What do you think should/will be the outcome of the fuel protests breaking out globally?

see: http://www.celsias.com/2008/06/12/fuel-protests...

14 replies

Charles M. 110°

Mickey D: When an oil company sells oil to itself it does not incur a loss because it passes those artificially stimulated costs on to the end user. As you would have noticed, you're paying more for gas.

Written in July 2008

Ok. I don't run oil companies, and there is probably a good reason for that, but if selling oil to yourself causes you artificially stimulate costs, and then you pass it on to the consumer, and they then sell their hummer to replace it with a bicycle, then haven't you just reduced your demand by raising prices?

Written in July 2008

Charles M. 110°

Mickey D: Yes, obviously any pricing policy that kills demand for your product is doomed to failure. However you need to consider something called price elasticity of demand (

Price elasticity of demand (PED or Ed) is a measure used in economics to show the responsiveness, or elasticity, of the quantity demanded of a good or service to a change in its price. More precisely, it gives the percentage change in quantity demanded in response to a one percent change in price (ceteris paribus, i.e. holding constant all the other determinants of demand, such as income). It was devised by Alfred Marshall.

Price elasticities are almost always negative, although analysts tend to ignore the sign even though this can lead to ambiguity. Only goods which do not conform to the law of demand, such as Veblen and Giffen goods, have a positive PED. In general, the demand for a good is said to be inelastic (or relatively inelastic) when the PED is less than one (in absolute value): that is, changes in price have a relatively small effect on the quantity of the good demanded. The demand for a good is said to be elastic (or relatively elastic) when its PED is greater than one (in absolute value): that is, changes in price have a relatively large effect on the quantity of a good demanded.

Revenue is maximized when price is set so that the PED is exactly one. The PED of a good can also be used to predict the incidence (or "burden") of a tax on that good. Various research methods are used to determine price elasticity, including test markets, analysis of historical sales data and conjoint analysis.


Depending where you are on the price elasticity graph, increasing price might not significantly impact the amount you sell.

Or in other words, the measure of how price changes affect buying behavior.

Consider if gas was 5c per gallon. You'd use a lot and would not moderate your consumption because of price. If the price went to 20c (ie x4) that would be unlikely to change your buying habits. However, quadrupling gas price from $2 per gallon to $8 per gallon would likely significantly change buying behaviour.

Gross revenue = price * amount sold

Therefore if you can double your price with only a 20% reduction in demand then you're improving revenue.
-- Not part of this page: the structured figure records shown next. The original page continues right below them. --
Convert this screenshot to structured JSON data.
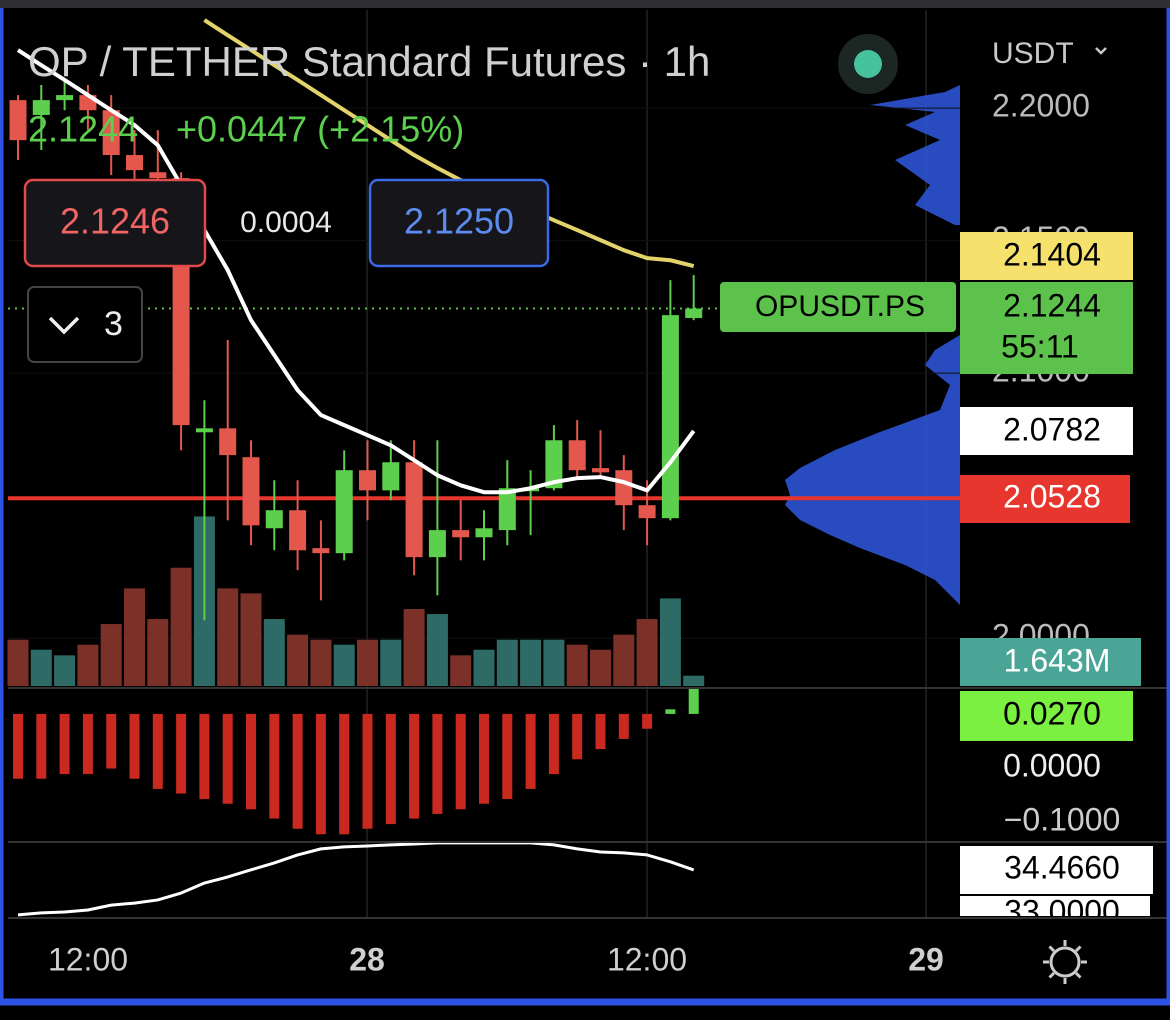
{
  "header": {
    "title": "OP / TETHER Standard Futures · 1h",
    "last": "2.1244",
    "change": "+0.0447 (+2.15%)",
    "currency": "USDT"
  },
  "order": {
    "bid": "2.1246",
    "spread": "0.0004",
    "ask": "2.1250",
    "indicators": "3"
  },
  "tags": {
    "symbol": "OPUSDT.PS",
    "ma_slow": "2.1404",
    "price": "2.1244",
    "countdown": "55:11",
    "ma_fast": "2.0782",
    "level": "2.0528",
    "volume": "1.643M",
    "macd": "0.0270",
    "macd_zero": "0.0000",
    "macd_low": "−0.1000",
    "osc": "34.4660",
    "osc_low": "33.0000"
  },
  "time_labels": [
    "12:00",
    "28",
    "12:00",
    "29"
  ],
  "chart_data": {
    "type": "candlestick",
    "open": [
      2.203,
      2.1974,
      2.203,
      2.2049,
      2.1992,
      2.1823,
      2.1758,
      2.1736,
      2.0777,
      2.0792,
      2.0683,
      2.0415,
      2.0483,
      2.034,
      2.0321,
      2.0634,
      2.0558,
      2.0664,
      2.0306,
      2.0408,
      2.0381,
      2.0408,
      2.0558,
      2.0566,
      2.0747,
      2.0642,
      2.0634,
      2.0502,
      2.0453,
      2.1208
    ],
    "high": [
      2.2049,
      2.2087,
      2.2106,
      2.2087,
      2.2049,
      2.1917,
      2.1917,
      2.1758,
      2.0898,
      2.1125,
      2.0747,
      2.0596,
      2.0596,
      2.0445,
      2.0709,
      2.0747,
      2.0747,
      2.0747,
      2.0747,
      2.0521,
      2.0483,
      2.0672,
      2.0634,
      2.0804,
      2.0823,
      2.0785,
      2.0691,
      2.0596,
      2.1351,
      2.137
    ],
    "low": [
      2.1804,
      2.1842,
      2.1992,
      2.1917,
      2.1747,
      2.1709,
      2.1653,
      2.0709,
      2.0068,
      2.0445,
      2.0351,
      2.0332,
      2.0257,
      2.0143,
      2.0294,
      2.0445,
      2.0521,
      2.0238,
      2.0162,
      2.0294,
      2.0294,
      2.0351,
      2.0389,
      2.0558,
      2.0604,
      2.0615,
      2.0408,
      2.0351,
      2.0445,
      2.12
    ],
    "close": [
      2.1879,
      2.203,
      2.2049,
      2.1992,
      2.1823,
      2.1766,
      2.1736,
      2.0804,
      2.0792,
      2.0691,
      2.0426,
      2.0483,
      2.0332,
      2.0321,
      2.0634,
      2.0558,
      2.0664,
      2.0306,
      2.0408,
      2.0381,
      2.0415,
      2.0566,
      2.0566,
      2.0747,
      2.0634,
      2.0626,
      2.0502,
      2.0453,
      2.1219,
      2.1244
    ],
    "ma_fast": [
      2.2219,
      2.2162,
      2.2106,
      2.2049,
      2.1992,
      2.1936,
      2.186,
      2.1709,
      2.154,
      2.1389,
      2.12,
      2.1068,
      2.0936,
      2.0842,
      2.0804,
      2.0766,
      2.0728,
      2.0672,
      2.0615,
      2.0577,
      2.0551,
      2.0551,
      2.0566,
      2.0589,
      2.0604,
      2.0608,
      2.0589,
      2.0558,
      2.0664,
      2.0782
    ],
    "ma_slow": [
      null,
      null,
      null,
      null,
      null,
      null,
      null,
      null,
      2.2332,
      2.2275,
      2.2219,
      2.2162,
      2.2106,
      2.2049,
      2.1992,
      2.1936,
      2.1879,
      2.1823,
      2.1774,
      2.1728,
      2.1691,
      2.1653,
      2.1615,
      2.1577,
      2.154,
      2.1502,
      2.1464,
      2.1434,
      2.1426,
      2.1404
    ],
    "level": 2.0528,
    "ylim": [
      1.982,
      2.237
    ],
    "yticks": [
      {
        "value": 2.2,
        "label": "2.2000"
      },
      {
        "value": 2.15,
        "label": "2.1500"
      },
      {
        "value": 2.1,
        "label": "2.1000"
      },
      {
        "value": 2.0,
        "label": "2.0000"
      }
    ],
    "volume": [
      7.4,
      5.8,
      4.9,
      6.6,
      9.9,
      15.6,
      10.7,
      18.9,
      27.1,
      15.6,
      14.8,
      10.7,
      8.2,
      7.4,
      6.6,
      7.4,
      7.4,
      12.3,
      11.5,
      4.9,
      5.8,
      7.4,
      7.4,
      7.4,
      6.6,
      5.8,
      8.2,
      10.7,
      14.0,
      1.643
    ],
    "volume_lim": [
      0,
      35
    ],
    "macd_hist": [
      -0.07,
      -0.07,
      -0.065,
      -0.065,
      -0.059,
      -0.07,
      -0.081,
      -0.086,
      -0.092,
      -0.097,
      -0.103,
      -0.113,
      -0.124,
      -0.13,
      -0.13,
      -0.124,
      -0.119,
      -0.113,
      -0.108,
      -0.103,
      -0.097,
      -0.092,
      -0.081,
      -0.065,
      -0.049,
      -0.038,
      -0.027,
      -0.016,
      0.005,
      0.027
    ],
    "macd_lim": [
      -0.134,
      0.028
    ],
    "osc": [
      32.9,
      32.97,
      33.0,
      33.07,
      33.24,
      33.31,
      33.42,
      33.66,
      34.01,
      34.22,
      34.47,
      34.71,
      34.99,
      35.2,
      35.27,
      35.3,
      35.34,
      35.37,
      35.41,
      35.41,
      35.41,
      35.41,
      35.41,
      35.34,
      35.2,
      35.09,
      35.06,
      34.99,
      34.75,
      34.466
    ],
    "osc_lim": [
      32.895,
      35.44
    ],
    "up_color": "#5ccf4c",
    "down_color": "#e4574d",
    "up_volume_color": "#2e6b66",
    "down_volume_color": "#7c3128",
    "macd_color": "#c9291f",
    "ma_fast_color": "#ffffff",
    "ma_slow_color": "#e2d36a",
    "level_color": "#e5352c"
  }
}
However if you double your price and have an 80% reduction in demand then your revenue will decrease.

So far (ie. up to current prices), there's been a huge increase in price, but only a relatively small decrease in demand. Sure a few people have switched to bikes, but only few. What is important is the consumption of the whole market.

Prices are probably now at the point where there is an inflection in the curve; the point where people start to modify their buying behaviour due to price.

Given that the world's commercial infrastructure runs on oil, they could probably keep driving up prices until a lot of people switch to bikes for their personal use because trucking and other activities would keep them going.

Written in July 2008

"So far (ie. up to current prices), there's been a huge increase in price, but only a relatively small decrease in demand"

I will respectfully disagree, citing the massive troubles that GM and Ford find themselves in due to the disappearance of the SUV market in the US. This would indicate a more than a relatively small decrease in demand.
Anecdotally, bus and train companies are facing massive problems scaling up fast enough to cater for the increase in passenger numbers.
I'll repeat that I don't know if oil companies sell themselves fuel, but if it has contributed to high prices, they have done massive damage to their demand. Long term damage that may linger into a period of lower prices
5 years ago, OPEC deemed that the sweet spot for long term profits from oil was $28 per barrel. A lower price would mean that supply could not meet demand, higer than that would mean that alternative energy would become more relevant. That figure may have risen, but not 5 fold.